Cazenovia College found a workaround to this challenge when it closed its Madison County, N.Y., campus in the spring of 2022, one that both prevented disuse and allowed it time to find a suitable buyer: In July 2023, the New York State Police announced it would lease the majority of the property to use as a temporary training facility while the campus remained on the market.
There can be few viable buyers.
Selling a campus at its full value to an individual or an organization has often proven difficult and time-consuming for colleges shutting their doors, Noyes said.
“The number of buyers for a whole campus that fully value the campus itself is just very low,” he said. “It takes a lot of time to find a buyer that is able to and interested in purchasing an entire campus anywhere near the value of the buildings and the land.”
If an institution waits until it reaches an extremely dire financial state before beginning to look for buyers, the chances of finding a suitable buyer and working together to create a fleshed-out plan for the campus’s future become increasingly slim.
“It’s kind of like dying before you have a will,” Priddy said. “You wait far too long, and then you haven’t had the proactive … conversations.”
If the process of finding a buyer and soliciting community feedback is rushed, then the consequences could be devastating to a community. In Bristol, Va., the campus of Virginia Intermont College has sat in disrepair since the institution closed in 2014. A Chinese entrepreneur purchased the campus at auction in 2016 and promised to reopen it in 2020 as a business school, which never came to fruition. With no purview over the property and an owner with no close ties to the community, city leaders can do little to address the campus buildings’ shattered windows and collapsed ceilings or the property’s overgrown grass.
“That is not an uncommon occurrence,” Noyes said. “There are buyers out there who are looking for larger parcels of land, often without an intent to develop them in the immediate future.”
Sometimes a campus closure opens another door.

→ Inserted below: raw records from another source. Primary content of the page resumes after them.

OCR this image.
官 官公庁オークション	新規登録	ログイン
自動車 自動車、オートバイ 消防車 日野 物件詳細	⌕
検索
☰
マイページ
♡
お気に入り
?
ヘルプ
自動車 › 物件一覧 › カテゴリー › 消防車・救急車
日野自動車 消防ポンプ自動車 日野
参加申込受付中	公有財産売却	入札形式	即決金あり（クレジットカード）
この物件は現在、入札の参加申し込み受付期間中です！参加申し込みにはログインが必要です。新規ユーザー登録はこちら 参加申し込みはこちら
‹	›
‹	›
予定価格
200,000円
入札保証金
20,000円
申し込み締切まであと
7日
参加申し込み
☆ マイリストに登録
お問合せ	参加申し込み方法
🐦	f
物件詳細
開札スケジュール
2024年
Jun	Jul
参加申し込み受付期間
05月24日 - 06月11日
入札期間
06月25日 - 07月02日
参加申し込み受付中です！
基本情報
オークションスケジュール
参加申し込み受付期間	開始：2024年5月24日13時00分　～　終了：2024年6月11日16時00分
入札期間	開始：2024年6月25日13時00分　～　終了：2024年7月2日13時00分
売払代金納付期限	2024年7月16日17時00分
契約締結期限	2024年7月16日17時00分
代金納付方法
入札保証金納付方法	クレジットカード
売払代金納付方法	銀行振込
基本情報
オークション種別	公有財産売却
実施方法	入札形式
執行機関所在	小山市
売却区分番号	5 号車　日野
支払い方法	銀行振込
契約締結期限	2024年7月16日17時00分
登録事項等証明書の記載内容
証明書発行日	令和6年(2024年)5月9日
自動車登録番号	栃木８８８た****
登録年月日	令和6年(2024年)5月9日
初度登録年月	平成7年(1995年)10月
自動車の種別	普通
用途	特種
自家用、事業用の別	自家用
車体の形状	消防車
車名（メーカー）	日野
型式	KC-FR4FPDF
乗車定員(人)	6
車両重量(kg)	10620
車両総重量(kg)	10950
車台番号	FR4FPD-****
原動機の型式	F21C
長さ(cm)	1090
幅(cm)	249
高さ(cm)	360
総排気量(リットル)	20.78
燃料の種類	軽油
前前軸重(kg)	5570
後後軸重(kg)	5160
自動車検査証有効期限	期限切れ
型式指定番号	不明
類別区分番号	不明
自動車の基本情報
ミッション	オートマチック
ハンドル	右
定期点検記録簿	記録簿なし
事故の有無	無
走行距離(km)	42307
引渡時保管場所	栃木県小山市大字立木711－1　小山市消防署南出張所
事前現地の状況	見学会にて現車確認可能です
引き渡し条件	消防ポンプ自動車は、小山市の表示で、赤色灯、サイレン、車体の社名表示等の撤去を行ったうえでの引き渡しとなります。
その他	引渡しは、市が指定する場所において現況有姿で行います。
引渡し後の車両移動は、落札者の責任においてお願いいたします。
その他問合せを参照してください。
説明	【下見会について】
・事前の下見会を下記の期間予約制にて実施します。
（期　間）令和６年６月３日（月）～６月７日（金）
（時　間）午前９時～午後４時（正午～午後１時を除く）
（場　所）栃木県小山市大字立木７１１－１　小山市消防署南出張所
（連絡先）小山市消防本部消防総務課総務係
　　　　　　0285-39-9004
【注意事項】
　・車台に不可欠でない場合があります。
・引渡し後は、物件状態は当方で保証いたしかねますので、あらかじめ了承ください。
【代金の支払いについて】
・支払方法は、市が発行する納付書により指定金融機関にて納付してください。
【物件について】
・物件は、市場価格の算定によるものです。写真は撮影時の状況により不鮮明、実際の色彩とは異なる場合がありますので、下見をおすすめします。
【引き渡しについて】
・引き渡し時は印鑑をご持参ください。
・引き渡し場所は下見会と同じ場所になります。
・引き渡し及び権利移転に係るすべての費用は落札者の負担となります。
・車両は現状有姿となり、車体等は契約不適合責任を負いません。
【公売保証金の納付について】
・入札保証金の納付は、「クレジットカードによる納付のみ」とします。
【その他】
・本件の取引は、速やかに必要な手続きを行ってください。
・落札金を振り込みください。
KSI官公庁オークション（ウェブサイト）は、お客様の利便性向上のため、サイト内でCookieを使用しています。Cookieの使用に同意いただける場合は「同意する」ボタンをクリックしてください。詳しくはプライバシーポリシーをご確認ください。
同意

Chatfield College, a small, private rural institution in St. Martin, Ohio, which closed in January 2023, tried to do things differently. The college’s leaders met with community members and groups and sent news releases directly to the community to keep them apprised of the closure.
“In these rural communities, a lot of times what you see is all negative news. Places are closing down, jobs are going away. Nothing is coming in, everything is going out,” said Robert Elmore, the former president of Chatfield College. “It was not pleasant news. [But] it wasn’t a shock. It wasn’t an absolute surprise.”
Chatfield College used what was left of its endowment to become the Chatfield Edge, a nonprofit dedicated to supporting first-generation and nontraditional students from the area through postsecondary education.
And Elmore, now the nonprofit’s executive director, has ambitions to eventually house several community-serving programs at the campus, turning the former college into a place dedicated to improving the lives of people in the surrounding area. He hopes to add economic and work-force development programs, a foster-care program, a women-in-transition program to assist formerly incarcerated or rehabilitated women, and an educational farming operation.
“That would just be huge for Chatfield,” Elmore said. “Like a big shot in the arm. Almost back to the good old days, so to speak, when this was a really flourishing campus.”
The closure of a historic college like Birmingham-Southern doesn’t mean its storied campus is necessarily doomed. College leaders just need more open lines of communication with the municipal representatives and local residents, Priddy said. If institutions understand the needs of the community, they can address them “in new and novel ways” with campus real estate.
At the Chatfield Edge, Elmore believes proactive conversation with the community and creative use of campus space have been critical to preserving Chatfield College’s educational legacy.
“This is the way we deliver mission in the future,” Elmore said. “We’re not going to hold on to the past.”